One of things I realized as a newly minted attorney is that for all the scholarly thinking and legal memo writing that I learned in law school, what it didn’t teach me was how to actually be a practicing attorney. Practicing at a firm can be as foreign as the first time you went to a law school class and were asked to recite the facts of a case. Set forth below are some useful tips to keep in mind on your journey ahead as a newly minted attorney:
The reality is, as a new attorney, the learning curve is steep. You will be asked to do things that you haven’t done before, whether doing research on a discrete (and often esoteric) issue, reviewing contracts for key provisions or drafting simple agreements. And guess what? The senior attorneys or partners that you are working with know that you are new, inexperienced and may have not have done this before. Use this to your advantage and ask questions when you are unsure about something. It’s your job to get educated, but no one expects you to know everything (or much of anything) when you are just starting out.
Don’t Be A Know It All
Related to the first point, since you are new and probably lack the knowledge base, don’t pretend to know the answer. On the off chance that a client asks you a question about something, it is totally fine to say “Let me discuss with [insert partner’s name] and get back to you” rather than making up an answer off the cuff. Similarly, if a partner or senior associate asks you a question and you don’t know the answer, it is fine to say “Let me look into that and get back to you.” Once you get the answer, be sure to touch base promptly.
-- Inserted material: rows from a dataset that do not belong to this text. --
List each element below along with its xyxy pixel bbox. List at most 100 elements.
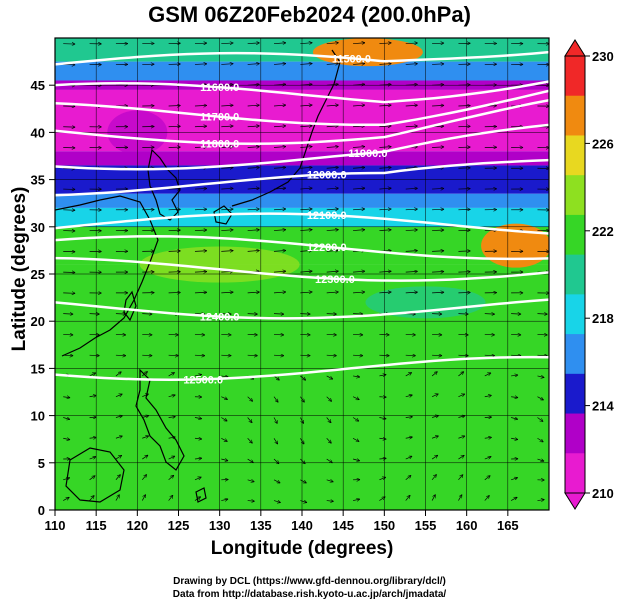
wind-arrow — [353, 292, 365, 293]
wind-arrow — [326, 126, 339, 127]
wind-arrow — [300, 230, 312, 231]
wind-arrow — [458, 416, 465, 418]
wind-arrow — [273, 271, 286, 272]
wind-arrow — [326, 438, 332, 443]
contour-label: 12300.0 — [315, 274, 355, 286]
wind-arrow — [273, 230, 286, 231]
colorbar-label: 214 — [592, 399, 614, 414]
wind-arrow — [168, 437, 176, 438]
colorbar-gradient — [565, 56, 585, 494]
wind-arrow — [432, 272, 444, 273]
wind-arrow — [194, 438, 202, 439]
wind-arrow — [353, 64, 365, 65]
wind-arrow — [511, 397, 518, 398]
wind-arrow — [537, 500, 544, 501]
wind-arrow — [273, 43, 286, 44]
wind-arrow — [484, 476, 491, 481]
wind-arrow — [431, 371, 437, 377]
wind-arrow — [300, 250, 312, 251]
wind-arrow — [300, 43, 312, 44]
wind-arrow — [326, 209, 339, 210]
wind-arrow — [353, 105, 365, 106]
map-title: GSM 06Z20Feb2024 (200.0hPa) — [148, 2, 471, 27]
wind-arrow — [142, 415, 149, 417]
wind-arrow — [273, 396, 278, 403]
wind-arrow — [405, 230, 418, 231]
contour-label: 11800.0 — [200, 138, 239, 150]
wind-arrow — [379, 477, 385, 481]
wind-arrow — [511, 438, 518, 439]
wind-arrow — [247, 480, 255, 482]
colorbar-frame — [564, 55, 586, 494]
wind-arrow — [273, 147, 286, 148]
wind-arrow — [405, 456, 412, 460]
colorbar-block — [565, 95, 585, 136]
wind-arrow — [142, 436, 149, 438]
wind-arrow — [89, 395, 97, 396]
wind-arrow — [168, 475, 174, 481]
wind-arrow — [537, 459, 544, 461]
wind-arrow — [300, 271, 312, 272]
wind-arrow — [405, 168, 418, 169]
colorbar-block — [565, 413, 585, 454]
wind-arrow — [300, 501, 307, 503]
colorbar: 230 226 222 218 214 210 — [564, 39, 614, 510]
wind-arrow — [168, 417, 176, 418]
wind-arrow — [247, 438, 253, 443]
wind-arrow — [353, 147, 365, 148]
wind-arrow — [379, 64, 391, 65]
wind-arrow — [326, 250, 339, 251]
wind-arrow — [379, 209, 391, 210]
wind-arrow — [115, 475, 121, 481]
wind-arrow — [405, 475, 411, 481]
wind-arrow — [352, 499, 360, 500]
wind-arrow — [431, 416, 439, 418]
height-contours: 11500.0 11600.0 11700.0 11800.0 11900.012000… — [55, 50, 549, 386]
wind-arrow — [168, 372, 175, 377]
wind-arrow — [300, 396, 304, 403]
wind-arrow — [221, 43, 233, 44]
wind-arrow — [273, 209, 286, 210]
wind-arrow — [484, 456, 492, 459]
contour-line — [55, 256, 549, 282]
wind-arrow — [273, 126, 286, 127]
colorbar-label: 218 — [592, 311, 614, 326]
wind-arrow — [115, 436, 123, 438]
wind-arrow — [405, 105, 418, 106]
wind-arrow — [379, 126, 391, 127]
colorbar-bottom-cap — [564, 492, 586, 510]
wind-arrow — [353, 188, 365, 189]
wind-arrow — [194, 147, 207, 148]
colorbar-block — [565, 334, 585, 375]
wind-arrow — [326, 188, 339, 189]
contour-label: 12000.0 — [307, 169, 347, 181]
wind-arrow — [326, 458, 333, 463]
colorbar-label: 226 — [592, 136, 614, 151]
wind-arrow — [379, 438, 386, 439]
wind-arrow — [194, 105, 207, 106]
colorbar-block — [565, 214, 585, 256]
contour-label: 12200.0 — [307, 242, 347, 254]
wind-arrow — [405, 292, 418, 293]
wind-arrow — [326, 230, 339, 231]
wind-arrow — [484, 372, 491, 377]
colorbar-block — [565, 135, 585, 176]
wind-arrow — [221, 499, 228, 501]
wind-arrow — [221, 105, 233, 106]
wind-arrow — [353, 271, 365, 272]
wind-arrow — [273, 438, 278, 444]
wind-arrow — [511, 417, 518, 419]
wind-arrow — [432, 188, 444, 189]
y-tick-label: 15 — [31, 361, 45, 376]
wind-arrow — [273, 458, 279, 464]
wind-arrow — [432, 147, 444, 148]
wind-arrow — [431, 494, 435, 501]
wind-arrow — [511, 478, 518, 480]
wind-arrow — [168, 495, 173, 501]
wind-arrow — [221, 168, 233, 169]
shade-warm-east — [481, 223, 549, 268]
colorbar-block — [565, 254, 585, 295]
wind-arrow — [300, 458, 305, 464]
wind-arrow — [221, 459, 228, 461]
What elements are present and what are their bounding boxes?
As a junior attorney, you will be responsible for managing documents, case files etc. It is really important for you to be organized as more senior attorneys will expect you to pull documents when asked. The worst thing that can happen is that you don’t know where a key document or email is.
Punctuality & Responsiveness
If you are supposed to attend a meeting and it starts at 2:00 p.m., you should be there at 1:55 p.m latest. Punctuality is very important and if you think you will be late, email others on your team attending the meeting and let them know. Similarly, being responsive is equally important. Pick up your calls and respond to emails promptly. The reason these two traits are so important is because these qualities develop a sense of dependability and trust with the more senior associates, which is key when it comes to your long term success at a firm. A lack of punctuality or responsiveness, often implies a level disinterest (whether true or not), which you want to avoid.
At times, you can be slow at work. That’s just the reality of working at a firm. However, when you are slow, it is an opportunity to add value in some other way. For example, there could be a new law that just passed or a case that clarified an interpretation of an existing law, which would benefit the firm’s clients. Offer to research and write an article on the subject.